Cover yaptığımda şarkı tanınmaz hale geliyor. Şarkıyı komple değiştiriyorum. Resmen parçalıyorum. Yıllar geçer, hani tıkanırsın, best of'lar çıkarmaya başlarsın, işte o dönemde tamamen cover'dan olusan bir albüm çıkarabilirim.

"Tavsiyem seneye Müslüm Baba gitsin Eurovision'a. Dağıtsın orayı"

-Türkiye'de yaşayan bir Ermeni olarak Hrant Dink suikasti ve Malatya'da İncil dağıtan yayınevinin basılmasını nasıl değerlendiriyorsunuz? Bir tedirginliğiniz, korkunuz var mı? Huzursuz mu yaşıyorsunuz?

Tedirginlik yaratan mevzular var, evet. Tüm bunlar darbe etkisi yaptı bana. 20 yıl geriye gittik sanki. Hele orta yolların bulunacağını hayal ettiğim bir dönemdeyken yaşanması beni çok üzdü. "Yine bir gazeteci, yine düşünen bir adam öldü" diye düşünüyorum. Ve çok üzülüyorum.

Son günlerin en çok konuşulan konusu Eurovision'da Ermenistan'a tam puan vermemiz. Karşılığında puan alamadık ama. Ermenistan'ı Hayko adlı bir şarkıcı temsil etti ya, tatildeki arkadaşlarım telefonda benimle dalga geçti. "Ermenistan'ı sen mi temsil ediyorsun?" diye. Ben de "Bursa'da konser verdim. 20 bin kişilik şahidim var" dedim. Eurovision geçerliliğini politikanın çok öne çıkması nedeniyle çoktan kaybetti. Kim kime ne kadar puan vermiş umrumda değil o yüzden.

-Diyelim ki önümüzdeki yıl TRT tarafından size "Bizi sen temsil et" dendi. Cevabınız ne olurdu?

Sanırım kabul etmezdim. Müziğin evrenselliğinden bahsederken işin içine politikanın girmesine sinir oluyorum çünkü. Benim tavsiyem seneye Müslüm Baba gitsin Eurovision'a. Dağıtsın orayı.

"İşimiz rock'n roll. Kulise bir sürü kadın geliyor. Hatunlar kulise girdiğinde niyetleri bozuksa buz gibi davranıyorum"

-Bir internet sitesinde "hayranlarınızla yakınlaşmaktan kaçınmadığınız" yazıyordu.
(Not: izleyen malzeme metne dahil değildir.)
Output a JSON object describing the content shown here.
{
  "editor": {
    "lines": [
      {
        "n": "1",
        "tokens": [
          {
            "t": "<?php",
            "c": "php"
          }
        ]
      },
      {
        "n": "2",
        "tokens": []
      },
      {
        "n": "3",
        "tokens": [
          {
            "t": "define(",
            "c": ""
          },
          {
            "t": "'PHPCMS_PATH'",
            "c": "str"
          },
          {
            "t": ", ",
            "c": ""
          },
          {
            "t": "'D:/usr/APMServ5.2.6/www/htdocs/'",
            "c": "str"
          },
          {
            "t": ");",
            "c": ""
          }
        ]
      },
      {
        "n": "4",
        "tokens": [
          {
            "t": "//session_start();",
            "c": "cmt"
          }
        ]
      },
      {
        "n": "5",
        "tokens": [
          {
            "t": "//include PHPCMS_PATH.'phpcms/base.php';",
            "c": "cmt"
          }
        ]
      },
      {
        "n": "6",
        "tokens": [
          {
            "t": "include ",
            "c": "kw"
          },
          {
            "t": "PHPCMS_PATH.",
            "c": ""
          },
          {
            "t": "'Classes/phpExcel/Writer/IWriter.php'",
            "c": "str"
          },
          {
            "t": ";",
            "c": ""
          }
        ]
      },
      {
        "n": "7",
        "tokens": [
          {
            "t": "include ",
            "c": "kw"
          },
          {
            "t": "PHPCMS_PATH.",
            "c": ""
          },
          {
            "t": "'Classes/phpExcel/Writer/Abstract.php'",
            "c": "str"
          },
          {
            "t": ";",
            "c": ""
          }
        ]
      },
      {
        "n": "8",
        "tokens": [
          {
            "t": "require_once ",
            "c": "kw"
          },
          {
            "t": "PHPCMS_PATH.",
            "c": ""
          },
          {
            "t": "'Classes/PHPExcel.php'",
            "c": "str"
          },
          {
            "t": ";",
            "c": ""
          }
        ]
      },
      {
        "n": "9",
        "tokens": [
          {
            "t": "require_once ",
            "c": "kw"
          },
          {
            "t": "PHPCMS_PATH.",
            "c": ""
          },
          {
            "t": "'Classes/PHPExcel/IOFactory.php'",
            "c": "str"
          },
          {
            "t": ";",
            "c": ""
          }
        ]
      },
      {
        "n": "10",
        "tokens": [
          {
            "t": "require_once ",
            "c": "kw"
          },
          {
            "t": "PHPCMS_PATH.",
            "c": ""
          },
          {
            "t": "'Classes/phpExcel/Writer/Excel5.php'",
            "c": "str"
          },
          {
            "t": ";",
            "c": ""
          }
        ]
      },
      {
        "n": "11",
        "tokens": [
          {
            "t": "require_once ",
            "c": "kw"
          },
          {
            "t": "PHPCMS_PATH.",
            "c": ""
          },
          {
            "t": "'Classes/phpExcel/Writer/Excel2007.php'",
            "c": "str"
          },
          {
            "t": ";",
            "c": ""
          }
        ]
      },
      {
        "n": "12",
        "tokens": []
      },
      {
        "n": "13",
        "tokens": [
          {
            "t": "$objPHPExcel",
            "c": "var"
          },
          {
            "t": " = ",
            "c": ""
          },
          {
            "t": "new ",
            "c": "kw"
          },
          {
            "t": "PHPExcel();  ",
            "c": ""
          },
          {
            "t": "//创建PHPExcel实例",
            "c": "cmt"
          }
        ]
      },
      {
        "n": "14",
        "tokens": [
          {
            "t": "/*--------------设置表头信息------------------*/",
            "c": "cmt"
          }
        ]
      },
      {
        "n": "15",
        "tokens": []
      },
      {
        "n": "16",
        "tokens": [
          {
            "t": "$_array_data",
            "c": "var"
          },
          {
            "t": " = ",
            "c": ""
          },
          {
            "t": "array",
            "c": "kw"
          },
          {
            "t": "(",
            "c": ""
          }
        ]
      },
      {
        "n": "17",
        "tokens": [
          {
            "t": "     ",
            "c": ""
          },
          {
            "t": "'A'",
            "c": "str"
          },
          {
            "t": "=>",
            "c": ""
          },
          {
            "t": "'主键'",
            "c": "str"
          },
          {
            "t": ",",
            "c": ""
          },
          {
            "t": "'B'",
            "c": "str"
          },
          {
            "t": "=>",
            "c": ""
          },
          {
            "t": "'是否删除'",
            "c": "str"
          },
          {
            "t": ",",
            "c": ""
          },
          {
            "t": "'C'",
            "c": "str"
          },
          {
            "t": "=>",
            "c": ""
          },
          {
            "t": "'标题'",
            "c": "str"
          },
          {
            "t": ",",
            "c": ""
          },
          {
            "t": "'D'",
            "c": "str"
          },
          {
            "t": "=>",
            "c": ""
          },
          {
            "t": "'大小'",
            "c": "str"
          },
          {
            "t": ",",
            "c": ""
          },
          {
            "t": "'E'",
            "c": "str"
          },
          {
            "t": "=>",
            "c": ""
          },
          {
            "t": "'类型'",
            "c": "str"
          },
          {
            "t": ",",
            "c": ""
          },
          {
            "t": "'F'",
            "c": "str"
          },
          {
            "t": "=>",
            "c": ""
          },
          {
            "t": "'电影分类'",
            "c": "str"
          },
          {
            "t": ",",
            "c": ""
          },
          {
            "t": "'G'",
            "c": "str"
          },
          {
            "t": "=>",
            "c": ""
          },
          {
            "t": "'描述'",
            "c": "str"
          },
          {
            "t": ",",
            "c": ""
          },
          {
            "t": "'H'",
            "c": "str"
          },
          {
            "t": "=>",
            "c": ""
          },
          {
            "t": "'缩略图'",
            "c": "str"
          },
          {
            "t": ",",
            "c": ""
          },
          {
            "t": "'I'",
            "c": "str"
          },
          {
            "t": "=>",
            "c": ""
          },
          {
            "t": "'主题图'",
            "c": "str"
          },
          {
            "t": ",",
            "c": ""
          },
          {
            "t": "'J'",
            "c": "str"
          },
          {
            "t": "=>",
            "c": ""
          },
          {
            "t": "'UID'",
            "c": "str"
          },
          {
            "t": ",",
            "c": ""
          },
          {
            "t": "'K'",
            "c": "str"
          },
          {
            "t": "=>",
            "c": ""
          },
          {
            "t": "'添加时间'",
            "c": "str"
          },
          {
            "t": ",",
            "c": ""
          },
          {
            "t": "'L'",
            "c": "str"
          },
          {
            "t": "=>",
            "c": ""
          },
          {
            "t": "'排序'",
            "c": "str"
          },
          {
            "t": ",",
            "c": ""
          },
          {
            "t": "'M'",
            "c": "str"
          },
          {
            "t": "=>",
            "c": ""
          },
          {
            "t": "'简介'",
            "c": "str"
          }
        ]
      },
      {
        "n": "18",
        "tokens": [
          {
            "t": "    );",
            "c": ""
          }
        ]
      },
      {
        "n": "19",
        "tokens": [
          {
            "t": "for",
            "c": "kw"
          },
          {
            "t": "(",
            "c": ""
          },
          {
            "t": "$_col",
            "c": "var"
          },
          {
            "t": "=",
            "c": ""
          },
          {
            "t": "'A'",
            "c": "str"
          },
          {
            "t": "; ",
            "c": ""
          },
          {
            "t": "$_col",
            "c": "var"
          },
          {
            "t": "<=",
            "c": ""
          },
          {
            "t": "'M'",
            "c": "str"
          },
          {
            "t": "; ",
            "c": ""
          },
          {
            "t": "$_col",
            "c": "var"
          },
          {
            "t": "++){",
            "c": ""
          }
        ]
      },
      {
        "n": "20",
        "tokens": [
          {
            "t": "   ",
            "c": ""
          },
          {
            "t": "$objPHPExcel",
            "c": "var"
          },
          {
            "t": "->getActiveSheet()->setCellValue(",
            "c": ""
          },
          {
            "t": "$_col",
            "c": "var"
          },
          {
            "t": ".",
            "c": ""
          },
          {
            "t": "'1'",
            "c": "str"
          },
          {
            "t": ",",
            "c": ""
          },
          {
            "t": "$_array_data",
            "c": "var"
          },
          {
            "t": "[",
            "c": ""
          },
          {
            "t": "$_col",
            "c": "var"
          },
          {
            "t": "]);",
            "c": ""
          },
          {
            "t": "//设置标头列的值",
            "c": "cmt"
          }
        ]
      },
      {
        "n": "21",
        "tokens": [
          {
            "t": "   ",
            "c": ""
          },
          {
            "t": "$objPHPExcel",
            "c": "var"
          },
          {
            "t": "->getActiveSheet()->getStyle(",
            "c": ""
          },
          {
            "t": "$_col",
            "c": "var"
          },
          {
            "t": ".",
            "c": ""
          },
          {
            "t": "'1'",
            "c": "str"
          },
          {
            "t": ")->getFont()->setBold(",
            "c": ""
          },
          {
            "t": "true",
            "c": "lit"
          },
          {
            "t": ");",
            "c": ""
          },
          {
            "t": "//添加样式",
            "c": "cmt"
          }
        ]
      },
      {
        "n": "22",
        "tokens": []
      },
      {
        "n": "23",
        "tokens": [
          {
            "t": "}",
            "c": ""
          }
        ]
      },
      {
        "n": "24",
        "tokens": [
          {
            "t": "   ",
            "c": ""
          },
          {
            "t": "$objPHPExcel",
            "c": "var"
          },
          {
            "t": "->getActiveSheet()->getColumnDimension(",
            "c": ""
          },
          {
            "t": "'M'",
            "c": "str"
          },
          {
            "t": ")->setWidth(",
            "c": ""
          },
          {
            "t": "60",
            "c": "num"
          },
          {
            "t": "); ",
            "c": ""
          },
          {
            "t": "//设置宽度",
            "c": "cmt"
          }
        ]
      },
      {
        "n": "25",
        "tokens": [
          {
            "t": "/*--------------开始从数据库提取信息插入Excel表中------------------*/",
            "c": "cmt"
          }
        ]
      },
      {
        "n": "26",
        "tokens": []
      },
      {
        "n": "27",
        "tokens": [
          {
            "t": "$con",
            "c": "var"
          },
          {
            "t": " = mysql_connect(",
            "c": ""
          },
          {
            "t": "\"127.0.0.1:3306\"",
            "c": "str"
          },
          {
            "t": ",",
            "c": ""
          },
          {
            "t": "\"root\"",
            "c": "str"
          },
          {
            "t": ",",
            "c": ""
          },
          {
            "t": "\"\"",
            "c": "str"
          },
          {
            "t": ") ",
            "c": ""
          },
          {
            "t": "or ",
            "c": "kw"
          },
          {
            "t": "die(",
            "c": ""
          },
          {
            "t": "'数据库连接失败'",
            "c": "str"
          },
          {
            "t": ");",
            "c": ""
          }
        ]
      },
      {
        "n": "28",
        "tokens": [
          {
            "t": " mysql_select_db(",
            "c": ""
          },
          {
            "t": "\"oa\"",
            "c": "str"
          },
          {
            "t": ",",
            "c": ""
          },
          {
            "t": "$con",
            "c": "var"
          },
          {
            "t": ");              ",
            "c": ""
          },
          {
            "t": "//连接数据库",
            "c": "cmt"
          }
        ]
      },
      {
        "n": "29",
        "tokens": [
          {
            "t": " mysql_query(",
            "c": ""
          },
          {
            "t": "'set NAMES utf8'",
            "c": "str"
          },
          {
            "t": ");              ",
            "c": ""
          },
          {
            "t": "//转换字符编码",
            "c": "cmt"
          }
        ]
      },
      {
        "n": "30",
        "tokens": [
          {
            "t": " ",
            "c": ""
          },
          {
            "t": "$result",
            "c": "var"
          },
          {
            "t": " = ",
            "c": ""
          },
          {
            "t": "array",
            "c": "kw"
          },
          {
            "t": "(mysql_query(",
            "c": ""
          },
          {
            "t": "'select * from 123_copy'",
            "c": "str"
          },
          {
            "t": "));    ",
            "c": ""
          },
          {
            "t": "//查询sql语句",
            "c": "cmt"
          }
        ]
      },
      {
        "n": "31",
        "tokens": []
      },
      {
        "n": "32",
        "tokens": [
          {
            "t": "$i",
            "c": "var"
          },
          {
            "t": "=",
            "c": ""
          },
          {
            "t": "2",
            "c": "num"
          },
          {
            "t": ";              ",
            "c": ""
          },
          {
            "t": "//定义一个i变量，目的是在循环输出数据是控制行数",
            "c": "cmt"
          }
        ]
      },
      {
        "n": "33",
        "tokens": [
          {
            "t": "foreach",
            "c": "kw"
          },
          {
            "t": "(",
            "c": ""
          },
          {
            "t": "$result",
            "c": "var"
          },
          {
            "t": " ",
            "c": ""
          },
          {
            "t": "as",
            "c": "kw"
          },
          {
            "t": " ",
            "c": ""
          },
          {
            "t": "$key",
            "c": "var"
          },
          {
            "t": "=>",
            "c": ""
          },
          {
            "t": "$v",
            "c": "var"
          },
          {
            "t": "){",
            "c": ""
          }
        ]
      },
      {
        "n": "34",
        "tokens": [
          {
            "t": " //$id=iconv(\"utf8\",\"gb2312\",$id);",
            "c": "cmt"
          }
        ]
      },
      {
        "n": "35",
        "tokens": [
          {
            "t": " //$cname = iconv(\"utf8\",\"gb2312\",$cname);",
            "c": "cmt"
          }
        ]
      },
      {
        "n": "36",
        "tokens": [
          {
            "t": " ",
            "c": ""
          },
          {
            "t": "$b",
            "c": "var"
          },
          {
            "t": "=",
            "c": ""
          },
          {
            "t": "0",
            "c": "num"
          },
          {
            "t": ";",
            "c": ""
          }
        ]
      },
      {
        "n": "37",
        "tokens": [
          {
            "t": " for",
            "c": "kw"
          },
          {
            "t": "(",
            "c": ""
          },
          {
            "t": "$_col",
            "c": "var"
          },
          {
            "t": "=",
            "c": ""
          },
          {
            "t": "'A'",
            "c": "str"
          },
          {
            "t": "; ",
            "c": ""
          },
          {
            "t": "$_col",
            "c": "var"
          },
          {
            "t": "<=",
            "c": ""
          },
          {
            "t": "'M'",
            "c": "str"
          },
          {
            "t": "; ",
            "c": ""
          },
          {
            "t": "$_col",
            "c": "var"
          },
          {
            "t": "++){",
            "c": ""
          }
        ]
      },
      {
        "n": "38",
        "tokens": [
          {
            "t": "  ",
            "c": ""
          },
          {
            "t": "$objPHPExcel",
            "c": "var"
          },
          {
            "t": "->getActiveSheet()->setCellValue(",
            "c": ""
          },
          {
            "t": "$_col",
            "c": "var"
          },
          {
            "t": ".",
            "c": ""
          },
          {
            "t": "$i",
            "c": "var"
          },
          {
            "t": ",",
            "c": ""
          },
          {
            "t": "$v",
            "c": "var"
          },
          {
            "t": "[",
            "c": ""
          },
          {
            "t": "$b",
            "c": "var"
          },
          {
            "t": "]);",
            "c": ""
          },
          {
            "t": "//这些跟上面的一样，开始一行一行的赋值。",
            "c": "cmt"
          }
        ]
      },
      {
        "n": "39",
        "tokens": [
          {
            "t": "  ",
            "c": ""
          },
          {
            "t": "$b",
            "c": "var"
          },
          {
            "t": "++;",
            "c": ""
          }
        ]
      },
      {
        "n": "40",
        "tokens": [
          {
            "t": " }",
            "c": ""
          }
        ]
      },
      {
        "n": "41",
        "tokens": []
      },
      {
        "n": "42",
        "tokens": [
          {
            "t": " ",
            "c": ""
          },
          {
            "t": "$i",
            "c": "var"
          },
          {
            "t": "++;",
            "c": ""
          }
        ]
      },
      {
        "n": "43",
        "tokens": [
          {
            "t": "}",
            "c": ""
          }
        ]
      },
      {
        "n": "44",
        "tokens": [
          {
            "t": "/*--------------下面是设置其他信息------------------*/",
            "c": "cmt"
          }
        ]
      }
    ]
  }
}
Rock'çıların kulisine giren kadın hayranlar meşhurdur zaten. Benim için sahne kutsal. Müziğim mistik ve gotik. O kutsallığı kadın hayranlarımla birlikte olarak bitirirsem kutsallığını kaybederim işin. Konser sonrası tavrım değişmez. İşimiz rock'n roll. Kulise bir sürü kadın geliyor. Geceyi güzel kapatıp İstanbul'a dönebilirim. Hatunlar kulise girdiğinde niyetleri bozuksa buz gibi davranıyorum. "Başka bir niyetle gelmiştim ama sanırım olmayacak. Güzel konserdi. İyi akşamlar" deyip çıkıyorlar kulisten.

Rock'n Dark 2010 organizasyonunda jüri üyeliği yaptı. Rock'n Dark yarışmasının finalinde 30 Nisan 2010'da Anneke van Giersbergen ile sahne almıştır.

Nilüfer'in 3 Şubat 2011 tarihinde çıkardığı 12 Düet adlı albümünde Hayko ile Nilüfer "Aşk Kitabı" adlı parçayı beraber söylemişlerdir.

Hayko Cepkin'in son albümü 'Aşk' konulu 13 Kasım 2012 çıkışlı "Aşkın Izdırabını..." albümüdür. Yapmış olduğu albümler, sahneye taşıdığı hikayeler, Türkiye'de hiç görülmemiş sahne performansları, şarkı sözlerindeki derinlik ile ilk albümünden beri her zaman kendisinden söz ettiren Hayko Cepkin, EMI Müzik Türkiye tarafından yayımlanan albümü "Aşkın Izdırabını..." ile konserlerine devam ediyor!